Rhode Island is a step closer to joining about half a dozen other states in providing consumer protection designed to inform people about their rights and options when it comes to life insurance policies.

Rhode Island's HB 7124 life settlement consumer-disclosure bill, which had been dormant for months, passed the House of Representatives Corporations Committee last week.

If passed by the full legislature, the law would take effect on Oct. 1.

State Rep. Brian Kennedy, the bill's sponsor, was not available to comment on the recent committee action, but he previously said in an email that he expects the bill to pass this year. A similar bill passed the state's house and a senate committee last year, but ultimately died.

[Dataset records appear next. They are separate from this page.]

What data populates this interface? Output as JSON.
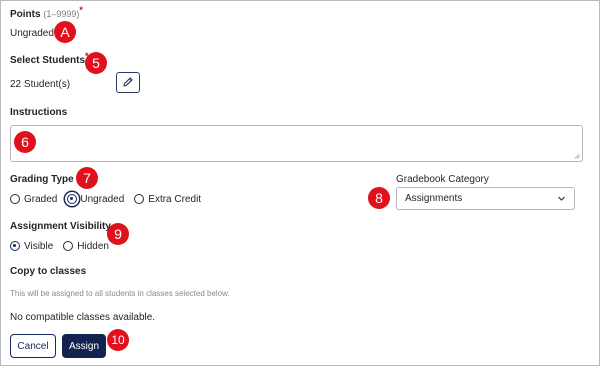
{
  "points": {
    "label": "Points",
    "range_hint": "(1–9999)",
    "required_mark": "*",
    "value": "Ungraded"
  },
  "students": {
    "label": "Select Students",
    "required_mark": "*",
    "value": "22 Student(s)",
    "edit_icon": "pencil-icon"
  },
  "instructions": {
    "label": "Instructions",
    "value": ""
  },
  "grading_type": {
    "label": "Grading Type",
    "options": [
      "Graded",
      "Ungraded",
      "Extra Credit"
    ],
    "selected": "Ungraded"
  },
  "gradebook_category": {
    "label": "Gradebook Category",
    "selected": "Assignments",
    "chevron_icon": "chevron-down-icon"
  },
  "visibility": {
    "label": "Assignment Visibility",
    "options": [
      "Visible",
      "Hidden"
    ],
    "selected": "Visible"
  },
  "copy_to_classes": {
    "label": "Copy to classes",
    "note": "This will be assigned to all students in classes selected below.",
    "empty_message": "No compatible classes available."
  },
  "actions": {
    "cancel_label": "Cancel",
    "assign_label": "Assign"
  },
  "callouts": {
    "points": "A",
    "students": "5",
    "instructions": "6",
    "grading_type": "7",
    "gradebook_category": "8",
    "visibility": "9",
    "assign": "10"
  },
  "colors": {
    "callout": "#e0101c",
    "primary": "#13224f",
    "required": "#d0021b"
  }
}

Darwin Bayston, president and CEO of the Life Insurance Settlement Association, who had attended the committee hearing, was not available for comment. LISA's former director of legislative and regulatory affairs, Michael Kreiter, had testified in favor of the senate measure, as he did last year when a similar bill was debated in a house committee.

A companion measure, SB 2048, got its first hearing March 6 in the Rhode Island Senate, but was held for further study, which is the usual process in the state after a hearing.

The new house and senate bills are identical to legislation that came close to passing last year before it died in the senate.

Both require insurance companies to notify policyholders older than 60 or those with chronic or terminal illnesses that they may be able to sell their life insurance policies rather than lapsing or surrendering them back to insurance companies.

The bills are based on the National Council of Insurance Legislators' 2010 consumer-disclosure act.

Six states -- Kentucky, Maine, New Hampshire, Oregon, Washington and Wisconsin -- have enacted consumer-disclosure requirements. California and Florida require a limited disclosure.

Insurers also are required to send such notices if they inform policyholders that the policy may be in danger of lapsing, although they wouldn't have to send such notices more than once a year.

Under HB 7124, the director of the state's business department must develop a written notice to let insureds know of their options. It must be developed without cost to insurers, agents or other licensees and must be written in lay terms. The bill requires a notice to be sent if a policyholder seeks to surrender a policy, seeks an accelerated death benefit or nursing home or critical-care benefit or any other living benefit under the policy.

The notice must contain a description of various alternatives besides a life settlement, including an accelerated death benefit; assignment of the policy as gift; replacing the policy; maintaining the policy through a loan from the insurer or a third party and using the policy or cash surrender value as collateral; converting a term policy to a permanent policy; and converting a policy to obtain long-term care insurance or a long-term care benefit plan.

The bill also requires inclusion of a statement in the notice saying that a life settlement, life insurance or other alternatives may not be available to a particular policyholder, depending on the person's age and health status or terms of a policy.

The statement would recommend that an insured contact a financial adviser, insurance agent, broker or attorney for further advice. Violation of the law would be considered an unfair trade practice.